Independent Researcher, Raleigh, NC 27612, USA.
Nucleic Acids Res. 2017 Jul 27;45(13):e127. doi: 10.1093/nar/gkx456.
Rapidly decreasing cost of next-generation sequencing has led to the recent availability of large-scale RNA-seq data, that empowers the analysis of gene expression variability, in addition to gene expression means. In this paper, we present the MDSeq, based on the coefficient of dispersion, to provide robust and computationally efficient analysis of both gene expression means and variability on RNA-seq counts. The MDSeq utilizes a novel reparametrization of the negative binomial to provide flexible generalized linear models (GLMs) on both the mean and dispersion. We address challenges of analyzing large-scale RNA-seq data via several new developments to provide a comprehensive toolset that models technical excess zeros, identifies outliers efficiently, and evaluates differential expressions at biologically interesting levels. We evaluated performances of the MDSeq using simulated data when the ground truths are known. Results suggest that the MDSeq often outperforms current methods for the analysis of gene expression mean and variability. Moreover, the MDSeq is applied in two real RNA-seq studies, in which we identified functionally relevant genes and gene pathways. Specifically, the analysis of gene expression variability with the MDSeq on the GTEx human brain tissue data has identified pathways associated with common neurodegenerative disorders when gene expression means were conserved.

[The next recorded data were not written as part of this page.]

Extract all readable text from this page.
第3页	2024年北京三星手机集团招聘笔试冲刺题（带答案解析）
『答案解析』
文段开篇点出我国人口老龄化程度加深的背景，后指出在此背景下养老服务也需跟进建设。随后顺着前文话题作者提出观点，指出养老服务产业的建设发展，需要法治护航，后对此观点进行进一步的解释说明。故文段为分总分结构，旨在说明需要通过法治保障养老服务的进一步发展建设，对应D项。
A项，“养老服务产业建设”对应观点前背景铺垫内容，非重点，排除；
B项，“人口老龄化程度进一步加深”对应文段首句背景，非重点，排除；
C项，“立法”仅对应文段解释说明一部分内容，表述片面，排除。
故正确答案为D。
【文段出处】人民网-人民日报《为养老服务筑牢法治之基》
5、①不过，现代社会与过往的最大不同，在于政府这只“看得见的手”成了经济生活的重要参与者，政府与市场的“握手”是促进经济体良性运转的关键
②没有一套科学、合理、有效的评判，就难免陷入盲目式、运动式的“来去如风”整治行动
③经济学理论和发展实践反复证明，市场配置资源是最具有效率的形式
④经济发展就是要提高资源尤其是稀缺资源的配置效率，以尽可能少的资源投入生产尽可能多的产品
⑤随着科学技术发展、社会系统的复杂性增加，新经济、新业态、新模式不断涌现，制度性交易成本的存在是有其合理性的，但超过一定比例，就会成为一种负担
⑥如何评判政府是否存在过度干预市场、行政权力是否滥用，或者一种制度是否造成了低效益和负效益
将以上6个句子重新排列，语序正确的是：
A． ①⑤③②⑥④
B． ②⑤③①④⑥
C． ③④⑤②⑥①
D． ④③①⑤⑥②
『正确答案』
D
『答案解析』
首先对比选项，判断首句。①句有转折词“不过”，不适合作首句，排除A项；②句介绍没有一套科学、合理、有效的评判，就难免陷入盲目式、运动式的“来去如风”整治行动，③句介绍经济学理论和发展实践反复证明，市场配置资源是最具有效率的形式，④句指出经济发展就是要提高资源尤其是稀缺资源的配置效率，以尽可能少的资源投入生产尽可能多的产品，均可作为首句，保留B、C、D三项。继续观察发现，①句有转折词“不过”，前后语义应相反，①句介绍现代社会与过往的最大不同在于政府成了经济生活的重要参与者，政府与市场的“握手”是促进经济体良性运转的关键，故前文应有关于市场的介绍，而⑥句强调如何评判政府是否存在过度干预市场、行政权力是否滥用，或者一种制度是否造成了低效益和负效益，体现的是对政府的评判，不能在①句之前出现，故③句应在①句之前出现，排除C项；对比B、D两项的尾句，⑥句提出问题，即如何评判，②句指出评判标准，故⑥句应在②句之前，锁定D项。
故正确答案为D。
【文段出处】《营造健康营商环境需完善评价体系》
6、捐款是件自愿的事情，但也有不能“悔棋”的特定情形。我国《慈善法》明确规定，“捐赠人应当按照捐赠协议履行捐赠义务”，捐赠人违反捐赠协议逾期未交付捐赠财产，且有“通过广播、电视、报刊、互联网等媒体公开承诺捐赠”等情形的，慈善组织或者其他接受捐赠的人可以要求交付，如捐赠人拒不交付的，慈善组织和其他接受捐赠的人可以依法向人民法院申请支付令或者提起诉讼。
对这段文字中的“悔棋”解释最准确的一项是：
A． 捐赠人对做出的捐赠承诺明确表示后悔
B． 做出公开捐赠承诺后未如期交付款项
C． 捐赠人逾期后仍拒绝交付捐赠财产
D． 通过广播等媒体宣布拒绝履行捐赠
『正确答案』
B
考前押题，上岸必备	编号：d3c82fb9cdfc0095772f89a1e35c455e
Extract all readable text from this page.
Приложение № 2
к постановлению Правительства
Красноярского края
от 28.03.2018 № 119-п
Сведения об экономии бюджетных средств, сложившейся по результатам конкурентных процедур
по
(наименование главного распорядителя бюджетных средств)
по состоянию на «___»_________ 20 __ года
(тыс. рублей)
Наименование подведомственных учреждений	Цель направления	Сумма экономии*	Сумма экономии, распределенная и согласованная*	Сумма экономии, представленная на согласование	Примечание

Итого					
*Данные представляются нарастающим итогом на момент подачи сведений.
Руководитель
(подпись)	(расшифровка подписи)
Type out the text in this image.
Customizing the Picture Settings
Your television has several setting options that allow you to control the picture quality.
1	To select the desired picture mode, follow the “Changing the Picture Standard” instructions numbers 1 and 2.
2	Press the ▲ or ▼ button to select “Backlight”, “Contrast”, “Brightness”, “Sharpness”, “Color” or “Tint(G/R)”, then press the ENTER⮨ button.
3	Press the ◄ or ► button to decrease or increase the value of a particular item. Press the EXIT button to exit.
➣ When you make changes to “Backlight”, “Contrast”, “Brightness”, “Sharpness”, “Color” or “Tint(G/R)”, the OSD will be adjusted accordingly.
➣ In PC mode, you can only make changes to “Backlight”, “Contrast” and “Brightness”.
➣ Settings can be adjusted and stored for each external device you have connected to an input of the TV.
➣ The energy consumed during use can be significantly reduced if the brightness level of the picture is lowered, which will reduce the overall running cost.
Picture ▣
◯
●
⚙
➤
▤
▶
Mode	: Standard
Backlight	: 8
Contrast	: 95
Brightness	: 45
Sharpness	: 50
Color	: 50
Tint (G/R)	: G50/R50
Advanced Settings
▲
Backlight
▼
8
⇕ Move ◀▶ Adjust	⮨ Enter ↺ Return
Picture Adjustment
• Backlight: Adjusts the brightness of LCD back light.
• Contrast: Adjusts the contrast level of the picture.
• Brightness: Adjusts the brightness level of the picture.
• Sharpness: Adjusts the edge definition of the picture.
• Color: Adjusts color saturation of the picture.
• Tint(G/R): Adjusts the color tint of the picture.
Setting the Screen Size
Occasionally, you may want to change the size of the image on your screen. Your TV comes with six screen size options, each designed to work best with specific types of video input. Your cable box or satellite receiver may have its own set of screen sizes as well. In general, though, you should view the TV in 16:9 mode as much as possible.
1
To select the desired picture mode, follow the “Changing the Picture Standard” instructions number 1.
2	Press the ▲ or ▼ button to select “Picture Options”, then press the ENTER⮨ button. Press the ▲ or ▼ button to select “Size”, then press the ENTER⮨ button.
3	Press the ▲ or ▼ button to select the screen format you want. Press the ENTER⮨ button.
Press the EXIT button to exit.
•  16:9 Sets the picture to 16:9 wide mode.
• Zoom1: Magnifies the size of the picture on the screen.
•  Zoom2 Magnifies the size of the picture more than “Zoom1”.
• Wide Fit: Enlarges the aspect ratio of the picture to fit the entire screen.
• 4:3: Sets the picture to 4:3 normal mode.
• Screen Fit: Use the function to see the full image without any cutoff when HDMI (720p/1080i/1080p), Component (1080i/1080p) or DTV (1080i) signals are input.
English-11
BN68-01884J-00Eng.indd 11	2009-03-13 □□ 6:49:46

下一代测序成本的迅速下降使得大规模RNA测序数据近期得以获取,这不仅能分析基因表达均值,还能对基因表达变异性进行分析。在本文中,我们提出了基于离散系数的MDSeq,以对RNA测序计数中的基因表达均值和变异性进行稳健且计算高效的分析。MDSeq利用负二项式的一种新型重新参数化方法,在均值和离散度上提供灵活的广义线性模型(GLM)。我们通过几个新进展应对分析大规模RNA测序数据的挑战,以提供一个全面的工具集,该工具集能对技术上的过多零值进行建模、有效识别异常值,并在生物学上有意义的水平评估差异表达。当已知真实情况时,我们使用模拟数据评估了MDSeq的性能。结果表明,在分析基因表达均值和变异性方面,MDSeq常常优于当前方法。此外,MDSeq应用于两项真实的RNA测序研究,我们在其中鉴定出了功能相关的基因和基因通路。具体而言,在GTEx人类脑组织数据上使用MDSeq分析基因表达变异性时,当基因表达均值保持不变时,已鉴定出与常见神经退行性疾病相关的通路。